Pemilikan atas tanah yang didasarkan pada penguasaan tanah oleh masyarakat setempat atas rumah tempat tinggal yang telah dibangun sejak lama sebenarnya dapat

dijadikan alasan formal untuk diberikan haknya, sekalipun pemilikan tanah tersebut tidak didukung oleh surat-surat tanahnya (data yuridis). Hal tersebut dikuatkan olehketentuan Pasal 24 ayat (2) Peraturan Pemerintah Nomor 24 tahun 1997 tentang Pendaftaran Tanah, yang mengatur sebagai berikut : Dalam hal tidak atau tidak lagi tersedia secara lengkap alat-alat pembuktian, pembukuan hak dapat dilakukan berdasarkan kenyataan penguasaan fisik bidang tanah yang bersangkutan selama 20 (dua puluh) tahun atau lebih secara berturut-turut oleh pemohon pendaftaran dan pendahuluan-pendahulunya, dengan syarat: a. Penguasaan tersebut dilakukan dengan itikad baik dan secara terbuka oleh yang bersangkutan sebagai yang berhak atas tanah, serta diperkuat oleh kesaksian orang yang dapat dipercaya; b. Penguasaan tersebut baik sebelum maupun selama pengumuman sebagaimana dimaksud dalam Pasal 26 tidak dipermasalahkan oleh masyarakat hukum adat atau desa/kelurahan yang bersangkutan ataupun pihak lainnya. Dalam penjelasan pasal ini diuraikan bahwa ketentuan ini memberi jalan keluar apabila pemegang hak tidak dapat menyediakan bukti kepemilikan atas tanahnya, baik yang berupa bukti tertulis maupun bentuk lain yang dapat dipercaya.

Dalam hal demikian pembukuan hak dapat dilakukan tidak berdasarkan bukti kepemilikan akan tetapi berdasarkan bukti penguasaan fisik yang telah dilakukan oleh pemohon dan pendahulunya.

Faktor pemilikan tanah dengan dasar penguasaan atas tanah merupakan hal penting untuk mengakui kepemilikan seseorang atas tanah, sebab pengertian dari pemilikan atas tanah adalah seseorang yang mempunyai hubungan nyata dengan barang yang ada dalam kekuasaannya. Oleh karena itu sulit bagi seseorang untuk dapat membayangkan adanya suatu sistem hukum apabila di situ tidak dijumpai adanya pengakuan dan pengaturan tentang pemilikan atau penguasaan. Pengakuan terhadap pemilikan tanah yang didasarkan pada penguasaan secara fisik bidang tanah boleh dilakukan oleh seseorang atas suatu barang merupakan modal yang utama agar seseorang tersebut dapat mempertahankan kehidupannya, sebab pada saat itu, ia tidak memerlukan pengakuan atau legitimasi lain kecuali pengakuan pemilikan barang yang ada dalam kekuasaannya tersebut.

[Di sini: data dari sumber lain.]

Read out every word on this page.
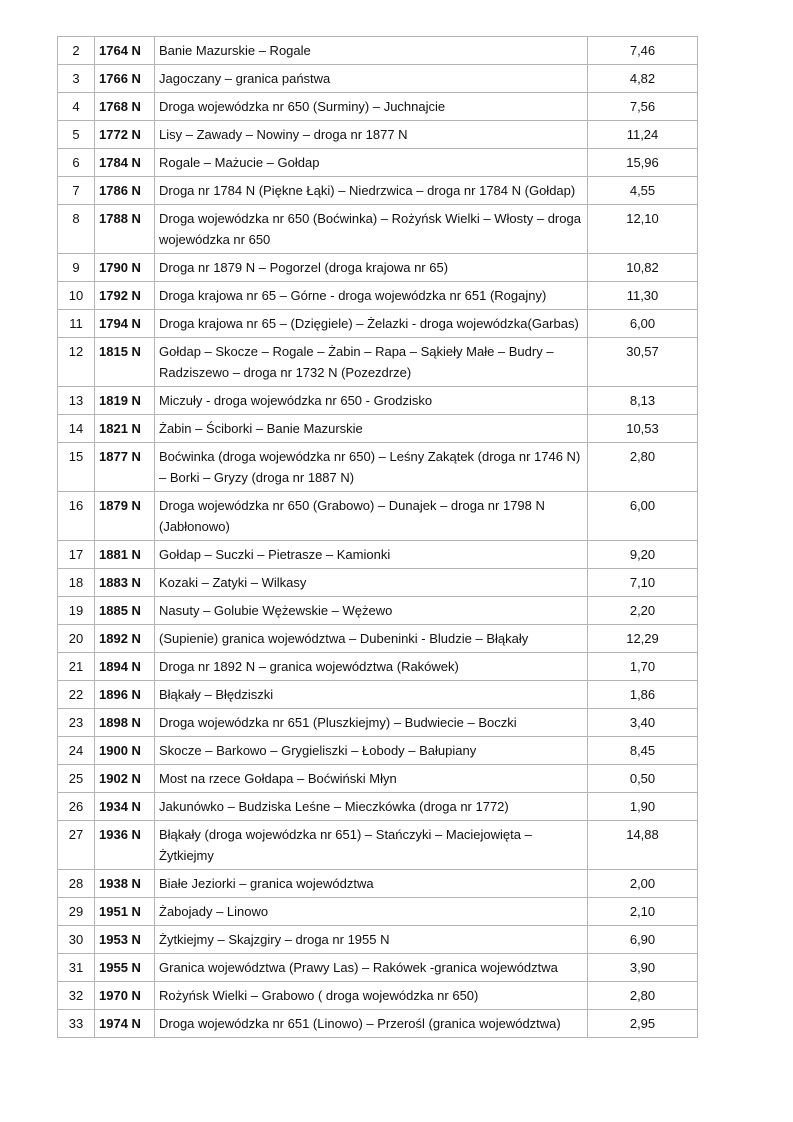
2	1764 N	Banie Mazurskie – Rogale	7,46
3	1766 N	Jagoczany – granica państwa	4,82
4	1768 N	Droga wojewódzka nr 650 (Surminy) – Juchnajcie	7,56
5	1772 N	Lisy – Zawady – Nowiny – droga nr 1877 N	11,24
6	1784 N	Rogale – Mażucie – Gołdap	15,96
7	1786 N	Droga nr 1784 N (Piękne Łąki) – Niedrzwica – droga nr 1784 N (Gołdap)	4,55
8	1788 N	Droga wojewódzka nr 650 (Boćwinka) – Rożyńsk Wielki – Włosty – droga wojewódzka nr 650	12,10
9	1790 N	Droga nr 1879 N – Pogorzel (droga krajowa nr 65)	10,82
10	1792 N	Droga krajowa nr 65 – Górne - droga wojewódzka nr 651 (Rogajny)	11,30
11	1794 N	Droga krajowa nr 65 – (Dzięgiele) – Żelazki - droga wojewódzka(Garbas)	6,00
12	1815 N	Gołdap – Skocze – Rogale – Żabin – Rapa – Sąkiełу Małe – Budry – Radziszewo – droga nr 1732 N (Pozezdrze)	30,57
13	1819 N	Miczuły - droga wojewódzka nr 650 - Grodzisko	8,13
14	1821 N	Żabin – Ściborki – Banie Mazurskie	10,53
15	1877 N	Boćwinka (droga wojewódzka nr 650) – Leśny Zakątek (droga nr 1746 N) – Borki – Gryzy (droga nr 1887 N)	2,80
16	1879 N	Droga wojewódzka nr 650 (Grabowo) – Dunajek – droga nr 1798 N (Jabłonowo)	6,00
17	1881 N	Gołdap – Suczki – Pietrasze – Kamionki	9,20
18	1883 N	Kozaki – Zatyki – Wilkasy	7,10
19	1885 N	Nasuty – Golubie Wężewskie – Wężewo	2,20
20	1892 N	(Supienie) granica województwa – Dubeninki - Bludzie – Błąkały	12,29
21	1894 N	Droga nr 1892 N – granica województwa (Rakówek)	1,70
22	1896 N	Błąkały – Błędziszki	1,86
23	1898 N	Droga wojewódzka nr 651 (Pluszkiejmy) – Budwiecie – Boczki	3,40
24	1900 N	Skocze – Barkowo – Grygieliszki – Łobody – Bałupiany	8,45
25	1902 N	Most na rzece Gołdapa – Boćwiński Młyn	0,50
26	1934 N	Jakunówko – Budziska Leśne – Mieczkówka (droga nr 1772)	1,90
27	1936 N	Błąkały (droga wojewódzka nr 651) – Stańczyki – Maciejowięta – Żytkiejmy	14,88
28	1938 N	Białe Jeziorki – granica województwa	2,00
29	1951 N	Żabojady – Linowo	2,10
30	1953 N	Żytkiejmy – Skajzgiry – droga nr 1955 N	6,90
31	1955 N	Granica województwa (Prawy Las) – Rakówek -granica województwa	3,90
32	1970 N	Rożyńsk Wielki – Grabowo ( droga wojewódzka nr 650)	2,80
33	1974 N	Droga wojewódzka nr 651 (Linowo) – Przerośl (granica województwa)	2,95
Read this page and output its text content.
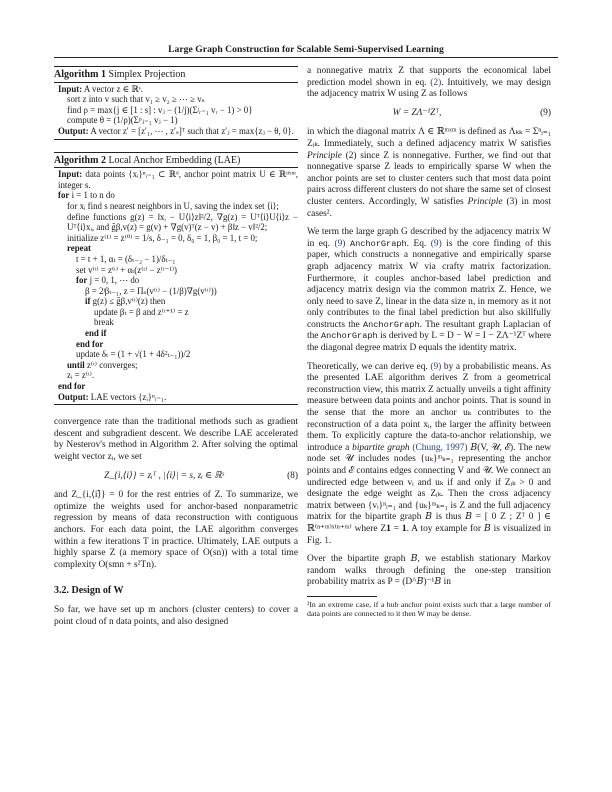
Large Graph Construction for Scalable Semi-Supervised Learning
Algorithm 1 Simplex Projection
Input: A vector z ∈ ℝˢ.
sort z into v such that v₁ ≥ v₂ ≥ ⋯ ≥ vₛ
find ρ = max{j ∈ [1 : s] : vⱼ − (1/j)(Σʲᵣ₌₁ vᵣ − 1) > 0}
compute θ = (1/ρ)(Σᵖⱼ₌₁ vⱼ − 1)
Output: A vector z′ = [z′₁, ⋯ , z′ₛ]ᵀ such that z′ⱼ = max{zⱼ − θ, 0}.
Algorithm 2 Local Anchor Embedding (LAE)
Input: data points {xᵢ}ⁿᵢ₌₁ ⊂ ℝᵈ, anchor point matrix U ∈ ℝᵈˣᵐ, integer s.
for i = 1 to n do
for xᵢ find s nearest neighbors in U, saving the index set ⟨i⟩;
define functions g(z) = ‖xᵢ − U⟨i⟩z‖²/2, ∇g(z) = Uᵀ⟨i⟩U⟨i⟩z − Uᵀ⟨i⟩xᵢ, and g̃β,v(z) = g(v) + ∇g(v)ᵀ(z − v) + β‖z − v‖²/2;
initialize z⁽¹⁾ = z⁽⁰⁾ = 1/s, δ₋₁ = 0, δ₀ = 1, β₀ = 1, t = 0;
repeat
t = t + 1, αₜ = (δₜ₋₂ − 1)/δₜ₋₁
set v⁽ᵗ⁾ = z⁽ᵗ⁾ + αₜ(z⁽ᵗ⁾ − z⁽ᵗ⁻¹⁾)
for j = 0, 1, ⋯ do
β = 2ʲβₜ₋₁, z = Πₛ(v⁽ᵗ⁾ − (1/β)∇g(v⁽ᵗ⁾))
if g(z) ≤ g̃β,v⁽ᵗ⁾(z) then
update βₜ = β and z⁽ᵗ⁺¹⁾ = z
break
end if
end for
update δₜ = (1 + √(1 + 4δ²ₜ₋₁))/2
until z⁽ᵗ⁾ converges;
zᵢ = z⁽ᵗ⁾.
end for
Output: LAE vectors {zᵢ}ⁿᵢ₌₁.

convergence rate than the traditional methods such as gradient descent and subgradient descent. We describe LAE accelerated by Nesterov's method in Algorithm 2. After solving the optimal weight vector zᵢ, we set

Z_{i,⟨i⟩} = zᵢᵀ , |⟨i⟩| = s, zᵢ ∈ ℝˢ	(8)

and Z_{i,⟨i⟩̄} = 0 for the rest entries of Z. To summarize, we optimize the weights used for anchor-based nonparametric regression by means of data reconstruction with contiguous anchors. For each data point, the LAE algorithm converges within a few iterations T in practice. Ultimately, LAE outputs a highly sparse Z (a memory space of O(sn)) with a total time complexity O(smn + s²Tn).

3.2. Design of W

So far, we have set up m anchors (cluster centers) to cover a point cloud of n data points, and also designed

a nonnegative matrix Z that supports the economical label prediction model shown in eq. (2). Intuitively, we may design the adjacency matrix W using Z as follows

W = ZΛ⁻¹Zᵀ,	(9)

in which the diagonal matrix Λ ∈ ℝᵐˣᵐ is defined as Λₖₖ = Σⁿᵢ₌₁ Zᵢₖ. Immediately, such a defined adjacency matrix W satisfies Principle (2) since Z is nonnegative. Further, we find out that nonnegative sparse Z leads to empirically sparse W when the anchor points are set to cluster centers such that most data point pairs across different clusters do not share the same set of closest cluster centers. Accordingly, W satisfies Principle (3) in most cases².

We term the large graph G described by the adjacency matrix W in eq. (9) AnchorGraph. Eq. (9) is the core finding of this paper, which constructs a nonnegative and empirically sparse graph adjacency matrix W via crafty matrix factorization. Furthermore, it couples anchor-based label prediction and adjacency matrix design via the common matrix Z. Hence, we only need to save Z, linear in the data size n, in memory as it not only contributes to the final label prediction but also skillfully constructs the AnchorGraph. The resultant graph Laplacian of the AnchorGraph is derived by L = D − W = I − ZΛ⁻¹Zᵀ where the diagonal degree matrix D equals the identity matrix.

Theoretically, we can derive eq. (9) by a probabilistic means. As the presented LAE algorithm derives Z from a geometrical reconstruction view, this matrix Z actually unveils a tight affinity measure between data points and anchor points. That is sound in the sense that the more an anchor uₖ contributes to the reconstruction of a data point xᵢ, the larger the affinity between them. To explicitly capture the data-to-anchor relationship, we introduce a bipartite graph (Chung, 1997) 𝐵(V, 𝒰, ℰ). The new node set 𝒰 includes nodes {uₖ}ᵐₖ₌₁ representing the anchor points and ℰ contains edges connecting V and 𝒰. We connect an undirected edge between vᵢ and uₖ if and only if Zᵢₖ > 0 and designate the edge weight as Zᵢₖ. Then the cross adjacency matrix between {vᵢ}ⁿᵢ₌₁ and {uₖ}ᵐₖ₌₁ is Z and the full adjacency matrix for the bipartite graph 𝐵 is thus 𝐵 = [ 0 Z ; Zᵀ 0 ] ∈ ℝ⁽ⁿ⁺ᵐ⁾ˣ⁽ⁿ⁺ᵐ⁾ where Z𝟏 = 𝟏. A toy example for 𝐵 is visualized in Fig. 1.

Over the bipartite graph 𝐵, we establish stationary Markov random walks through defining the one-step transition probability matrix as P = (D^𝐵)⁻¹𝐵 in

²In an extreme case, if a hub anchor point exists such that a large number of data points are connected to it then W may be dense.
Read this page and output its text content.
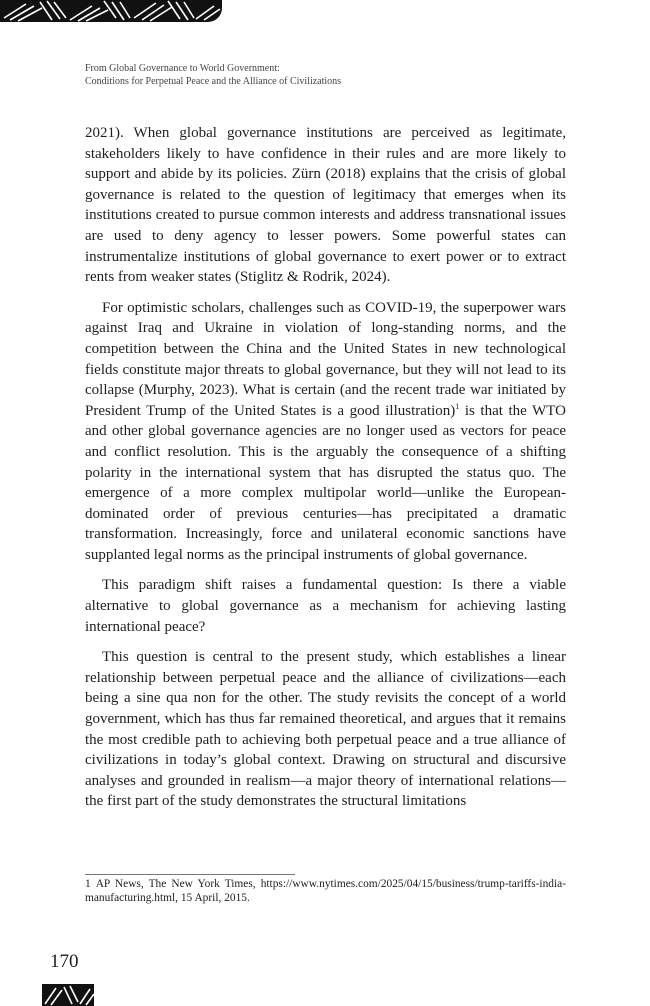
From Global Governance to World Government:
Conditions for Perpetual Peace and the Alliance of Civilizations

2021). When global governance institutions are perceived as legitimate, stakeholders likely to have confidence in their rules and are more likely to support and abide by its policies. Zürn (2018) explains that the crisis of global governance is related to the question of legitimacy that emerges when its institutions created to pursue common interests and address transnational issues are used to deny agency to lesser powers. Some powerful states can instrumentalize institutions of global governance to exert power or to extract rents from weaker states (Stiglitz & Rodrik, 2024).

For optimistic scholars, challenges such as COVID-19, the superpower wars against Iraq and Ukraine in violation of long-standing norms, and the competition between the China and the United States in new technological fields constitute major threats to global governance, but they will not lead to its collapse (Murphy, 2023). What is certain (and the recent trade war initiated by President Trump of the United States is a good illustration)$^1$ is that the WTO and other global governance agencies are no longer used as vectors for peace and conflict resolution. This is the arguably the consequence of a shifting polarity in the international system that has disrupted the status quo. The emergence of a more complex multipolar world—unlike the European-dominated order of previous centuries—has precipitated a dramatic transformation. Increasingly, force and unilateral economic sanctions have supplanted legal norms as the principal instruments of global governance.

This paradigm shift raises a fundamental question: Is there a viable alternative to global governance as a mechanism for achieving lasting international peace?

This question is central to the present study, which establishes a linear relationship between perpetual peace and the alliance of civilizations—each being a sine qua non for the other. The study revisits the concept of a world government, which has thus far remained theoretical, and argues that it remains the most credible path to achieving both perpetual peace and a true alliance of civilizations in today’s global context. Drawing on structural and discursive analyses and grounded in realism—a major theory of international relations—the first part of the study demonstrates the structural limitations

1 AP News, The New York Times, https://www.nytimes.com/2025/04/15/business/trump-tariffs-india-manufacturing.html, 15 April, 2015.
170
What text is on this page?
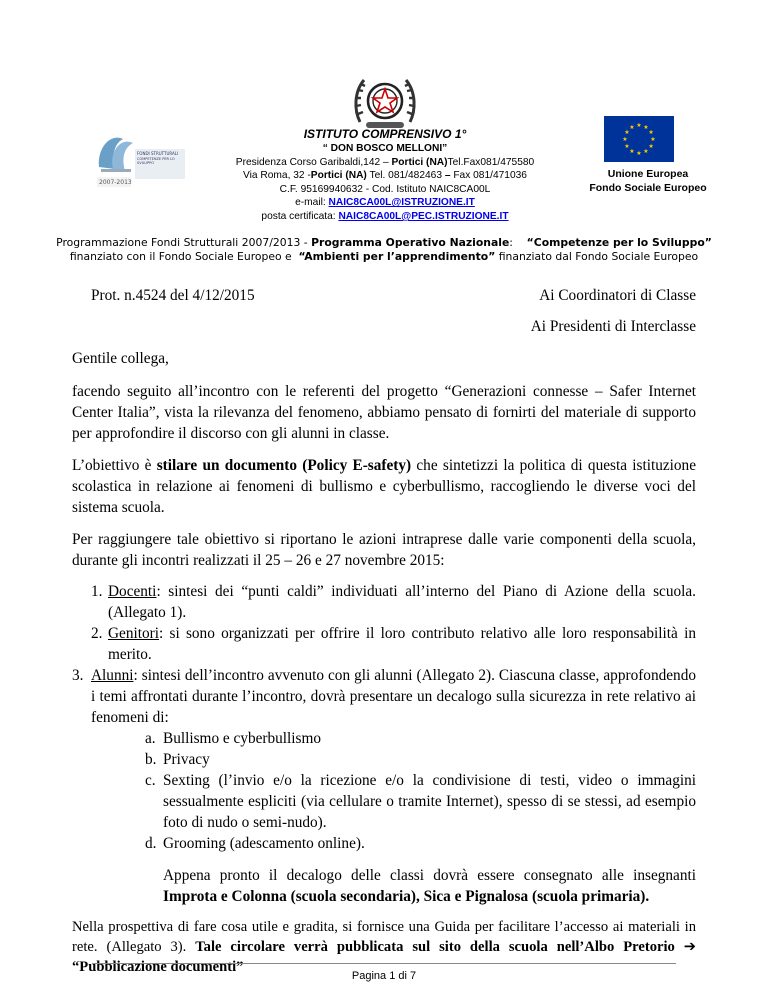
FONDI STRUTTURALI
COMPETENZE PER LO SVILUPPO
2007-2013
ISTITUTO COMPRENSIVO 1°
“ DON BOSCO MELLONI”
Presidenza Corso Garibaldi,142 – Portici (NA)Tel.Fax081/475580
Via Roma, 32 -Portici (NA) Tel. 081/482463 – Fax 081/471036
C.F. 95169940632 - Cod. Istituto NAIC8CA00L
e-mail: NAIC8CA00L@ISTRUZIONE.IT
posta certificata: NAIC8CA00L@PEC.ISTRUZIONE.IT
★ ★
★
★
★
★
★
★
★
★
★
★
Unione Europea
Fondo Sociale Europeo
Programmazione Fondi Strutturali 2007/2013 - Programma Operativo Nazionale:    “Competenze per lo Sviluppo”
finanziato con il Fondo Sociale Europeo e  “Ambienti per l’apprendimento” finanziato dal Fondo Sociale Europeo
Prot. n.4524 del 4/12/2015	Ai Coordinatori di Classe
Ai Presidenti di Interclasse
Gentile collega,
facendo seguito all’incontro con le referenti del progetto “Generazioni connesse – Safer Internet Center Italia”, vista la rilevanza del fenomeno, abbiamo pensato di fornirti del materiale di supporto per approfondire il discorso con gli alunni in classe.
L’obiettivo è stilare un documento (Policy E-safety) che sintetizzi la politica di questa istituzione scolastica in relazione ai fenomeni di bullismo e cyberbullismo, raccogliendo le diverse voci del sistema scuola.
Per raggiungere tale obiettivo si riportano le azioni intraprese dalle varie componenti della scuola, durante gli incontri realizzati il 25 – 26 e 27 novembre 2015:
1. Docenti: sintesi dei “punti caldi” individuati all’interno del Piano di Azione della scuola. (Allegato 1).
2. Genitori: si sono organizzati per offrire il loro contributo relativo alle loro responsabilità in merito.
3. Alunni: sintesi dell’incontro avvenuto con gli alunni (Allegato 2). Ciascuna classe, approfondendo i temi affrontati durante l’incontro, dovrà presentare un decalogo sulla sicurezza in rete relativo ai fenomeni di:
a. Bullismo e cyberbullismo
b. Privacy
c. Sexting (l’invio e/o la ricezione e/o la condivisione di testi, video o immagini sessualmente espliciti (via cellulare o tramite Internet), spesso di se stessi, ad esempio foto di nudo o semi-nudo).
d. Grooming (adescamento online).
Appena pronto il decalogo delle classi dovrà essere consegnato alle insegnanti Improta e Colonna (scuola secondaria), Sica e Pignalosa (scuola primaria).
Nella prospettiva di fare cosa utile e gradita, si fornisce una Guida per facilitare l’accesso ai materiali in rete. (Allegato 3). Tale circolare verrà pubblicata sul sito della scuola nell’Albo Pretorio ➔ “Pubblicazione documenti”
Pagina 1 di 7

Masalah pemilikan tanah dengan dasar penguasaan secara fisik bidang tanah, seharusnya tidak dapat diabaikan sama sekali oleh hukum, walaupun soal pemilikan tersebut hanya atas dasar penguasaan bersifat faktual atau fisik saja tanpa ada bukti konkrit yang tertulis. Namun hukum dituntut untuk memberikan kepastian mengenai pemilikan tersebut. Jika hukum sudah mulai masuk, maka ia harus memutuskan apakah seseorang akan mendapat perlindungan pengakuan dan perlindungan terhadap pemilikan atau tidak. Jika hukum memutuskan akan mendapatkan pengakuan dan perlindungan terhadap pemilikan seseorang atas suatu barang, maka hukum akan melindungi orang tersebut dari gangguan orang lain, karena di sini hukum berhadapan dengan persoalan yang bersifat faktual, sehingga ukuran untuk memberikan keputusan tersebut bersifat faktual juga. Berdasarkan argumentasi tersebut sebenarnya pemilikan atas tanah yang didasarkan pada penguasaan atas suatu bidang tanah sudah menjadi faktor yang menentukan pemilikan tanah tersebut atau dengan kata lain pemilikan tersebut dapat juga sebagai permulaan adanya hak, bahkan ada yang menyebut pemilikan dengan dasar penguasaan tanah tersebut sudah merupakan suatu hak. Kata pemilikan atas dasar penguasaan menunjukkan adanya suatu hubungan antara tanah dengan yang mempunyainya. Dengan demikian, faktor pemilikan atas dasar penguasaan atas tanah secara fisik merupakan hal penting dalam memberikan hak atas tanah kepada seseorang, bahkan sesuai dengan ketentuan Pasal 24 Peraturan Pemerintah Nomor 24 tahun 1997, sebidang tanah dapat didaftarkan apabila telah dikuasai secara fisik oleh seseorang selama 20 tahun berturut-turut, sekalipun itu tidak didukung oleh bukti- bukti tertulis mengenai penguasaan atas tanah tersebut. Sumber : Boedi Harsono, Hukum Agraria Indonesia, Sejarah Pembentukan Undang Undang Pokok Agraria, Isi dan Pelaksanaannya, (Jakarta : Penerbit Djambatan, Jakarta, edisi revisi, cetakan ke-9, 2003, halaman 483.